Fed up? Chuck it, press Restart

The photo of the bluebells above the rose garden in Ashton Gardens was taken on Laurel’s first full day after her ‘escape’ from London, 30th April 2019. So too was the background image to this site, looking landward across the wide sands at Lytham St Anne’s.

Both places are integral to the development of her story and to the decisions she makes along the way. Who wouldn’t want to trade a London bank office for this?

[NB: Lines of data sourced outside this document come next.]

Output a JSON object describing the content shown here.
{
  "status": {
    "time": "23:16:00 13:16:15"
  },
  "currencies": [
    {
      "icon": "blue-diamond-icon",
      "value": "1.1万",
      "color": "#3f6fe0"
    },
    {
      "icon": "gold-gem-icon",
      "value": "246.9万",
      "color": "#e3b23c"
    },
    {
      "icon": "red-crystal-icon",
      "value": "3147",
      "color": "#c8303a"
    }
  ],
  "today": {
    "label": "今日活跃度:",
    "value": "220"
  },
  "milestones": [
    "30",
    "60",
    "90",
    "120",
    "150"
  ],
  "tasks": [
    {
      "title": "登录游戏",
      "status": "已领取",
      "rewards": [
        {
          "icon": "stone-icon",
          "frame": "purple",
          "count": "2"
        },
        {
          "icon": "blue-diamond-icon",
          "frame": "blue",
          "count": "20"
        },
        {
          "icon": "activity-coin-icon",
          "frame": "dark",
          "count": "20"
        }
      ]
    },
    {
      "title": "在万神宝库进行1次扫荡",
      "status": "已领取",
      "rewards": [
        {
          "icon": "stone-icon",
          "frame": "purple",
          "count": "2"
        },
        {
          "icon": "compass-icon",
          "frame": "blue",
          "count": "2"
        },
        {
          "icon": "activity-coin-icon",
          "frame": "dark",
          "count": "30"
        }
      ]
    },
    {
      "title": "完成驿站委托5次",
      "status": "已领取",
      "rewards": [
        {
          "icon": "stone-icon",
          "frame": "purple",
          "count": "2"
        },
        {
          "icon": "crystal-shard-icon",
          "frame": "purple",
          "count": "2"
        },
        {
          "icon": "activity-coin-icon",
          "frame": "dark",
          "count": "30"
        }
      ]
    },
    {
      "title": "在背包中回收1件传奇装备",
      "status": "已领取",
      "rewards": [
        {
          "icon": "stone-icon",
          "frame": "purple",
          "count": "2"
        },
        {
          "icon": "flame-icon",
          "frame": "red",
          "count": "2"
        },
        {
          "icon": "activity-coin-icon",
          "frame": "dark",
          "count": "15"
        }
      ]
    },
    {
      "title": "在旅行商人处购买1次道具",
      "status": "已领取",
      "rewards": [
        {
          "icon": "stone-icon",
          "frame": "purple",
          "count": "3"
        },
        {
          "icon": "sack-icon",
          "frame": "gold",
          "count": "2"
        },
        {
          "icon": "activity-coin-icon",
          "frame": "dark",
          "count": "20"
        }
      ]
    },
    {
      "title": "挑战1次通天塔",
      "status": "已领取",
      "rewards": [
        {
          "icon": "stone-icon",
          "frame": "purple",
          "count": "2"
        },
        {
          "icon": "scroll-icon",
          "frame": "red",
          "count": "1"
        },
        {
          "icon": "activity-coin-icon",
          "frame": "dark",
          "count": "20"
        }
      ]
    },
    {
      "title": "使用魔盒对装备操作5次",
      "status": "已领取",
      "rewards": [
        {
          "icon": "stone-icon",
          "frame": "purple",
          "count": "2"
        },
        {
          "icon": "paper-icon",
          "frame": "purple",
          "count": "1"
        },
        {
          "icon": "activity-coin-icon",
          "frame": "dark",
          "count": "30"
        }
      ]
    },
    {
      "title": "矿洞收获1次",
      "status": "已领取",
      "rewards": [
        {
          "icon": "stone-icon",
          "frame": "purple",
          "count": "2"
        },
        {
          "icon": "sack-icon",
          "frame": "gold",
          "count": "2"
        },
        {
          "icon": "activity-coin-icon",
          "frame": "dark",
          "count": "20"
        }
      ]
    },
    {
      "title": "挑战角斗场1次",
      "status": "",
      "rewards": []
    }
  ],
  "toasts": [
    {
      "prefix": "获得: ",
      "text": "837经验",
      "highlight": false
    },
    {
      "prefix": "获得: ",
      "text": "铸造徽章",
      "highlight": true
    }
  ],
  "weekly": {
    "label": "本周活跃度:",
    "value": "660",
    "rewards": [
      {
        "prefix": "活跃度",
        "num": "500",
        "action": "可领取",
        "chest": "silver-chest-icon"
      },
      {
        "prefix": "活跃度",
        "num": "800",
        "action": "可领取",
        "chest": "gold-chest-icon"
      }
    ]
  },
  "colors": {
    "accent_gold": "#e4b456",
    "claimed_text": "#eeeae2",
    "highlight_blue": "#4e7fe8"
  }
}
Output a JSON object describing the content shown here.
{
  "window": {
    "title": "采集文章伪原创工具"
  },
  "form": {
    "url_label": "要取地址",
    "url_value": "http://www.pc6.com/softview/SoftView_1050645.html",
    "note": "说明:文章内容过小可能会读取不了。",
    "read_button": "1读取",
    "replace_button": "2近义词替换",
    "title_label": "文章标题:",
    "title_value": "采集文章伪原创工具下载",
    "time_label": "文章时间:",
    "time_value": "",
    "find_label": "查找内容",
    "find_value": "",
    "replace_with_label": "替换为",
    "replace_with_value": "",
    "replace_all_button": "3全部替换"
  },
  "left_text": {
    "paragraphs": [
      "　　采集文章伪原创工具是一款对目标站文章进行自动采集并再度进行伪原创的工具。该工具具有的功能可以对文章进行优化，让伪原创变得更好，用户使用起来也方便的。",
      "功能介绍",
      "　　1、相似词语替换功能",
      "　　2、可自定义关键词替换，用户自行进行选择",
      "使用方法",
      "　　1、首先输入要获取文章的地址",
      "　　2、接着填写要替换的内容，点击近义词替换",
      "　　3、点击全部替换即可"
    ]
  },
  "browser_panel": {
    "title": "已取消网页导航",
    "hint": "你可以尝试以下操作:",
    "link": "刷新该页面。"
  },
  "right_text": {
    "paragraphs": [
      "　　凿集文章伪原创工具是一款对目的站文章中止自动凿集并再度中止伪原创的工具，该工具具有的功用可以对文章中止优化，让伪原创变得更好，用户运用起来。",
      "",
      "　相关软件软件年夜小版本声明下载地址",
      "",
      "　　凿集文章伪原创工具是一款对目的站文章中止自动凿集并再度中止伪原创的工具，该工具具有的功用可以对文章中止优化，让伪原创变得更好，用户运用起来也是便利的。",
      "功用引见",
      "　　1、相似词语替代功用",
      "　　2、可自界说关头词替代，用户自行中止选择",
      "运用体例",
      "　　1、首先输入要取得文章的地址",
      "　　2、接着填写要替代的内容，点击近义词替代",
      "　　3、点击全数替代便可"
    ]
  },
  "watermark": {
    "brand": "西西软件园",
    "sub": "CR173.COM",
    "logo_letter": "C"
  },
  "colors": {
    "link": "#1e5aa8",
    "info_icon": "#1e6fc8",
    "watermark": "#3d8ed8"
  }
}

Ashton Gardens, Lytham St Anne’s, 30th April 2019

GENESIS

I’m still unsure why I began writing this narrative when I did. I started making notes on my journey from Malta to St Anne’s, especially when I reached Kirkham & Wesham and – like Laurel – found the toilets out of order. The sequence as described in the novel is pretty much as it occurred, with the necessary visit to the Stanley Arms. I bought food in Tesco and ate it gazing at the Ribble estuary, just as she does in the novel.

My first conversation with the amiable and cheery Doug (his real name, with permission) is recorded practically word-for-word. The walk out to the sea, on the following morning, was when I really began to record my feelings and my (Laurel’s) responses to the flood of memories and emotions that the scene engendered. I, too, cried in Ashton Gardens and then bought a dress.

I was preparing to launch another book, written under another name, and as yet my notes were just that. It was only on the Bank Holiday Monday, while visiting Preston, that the concept of the character and her situation began to develop. Like Laurel, I was ‘people-watching’ in Avenham Park. The people she notices in chapter 7 are the same folk that I observed that afternoon. Sadly, or otherwise, the resultant encounter with the blonde woman is pure fiction! But that was really the birth moment of the novel.

A storyline developed, into which I could weave many of the experiences of my life. Nostalgic, certainly; but I was able to offer a frank and honest account of some of my defining moments through a character. The revelation at the close of Part One – perhaps, Act One – has been described as a coup de theatre.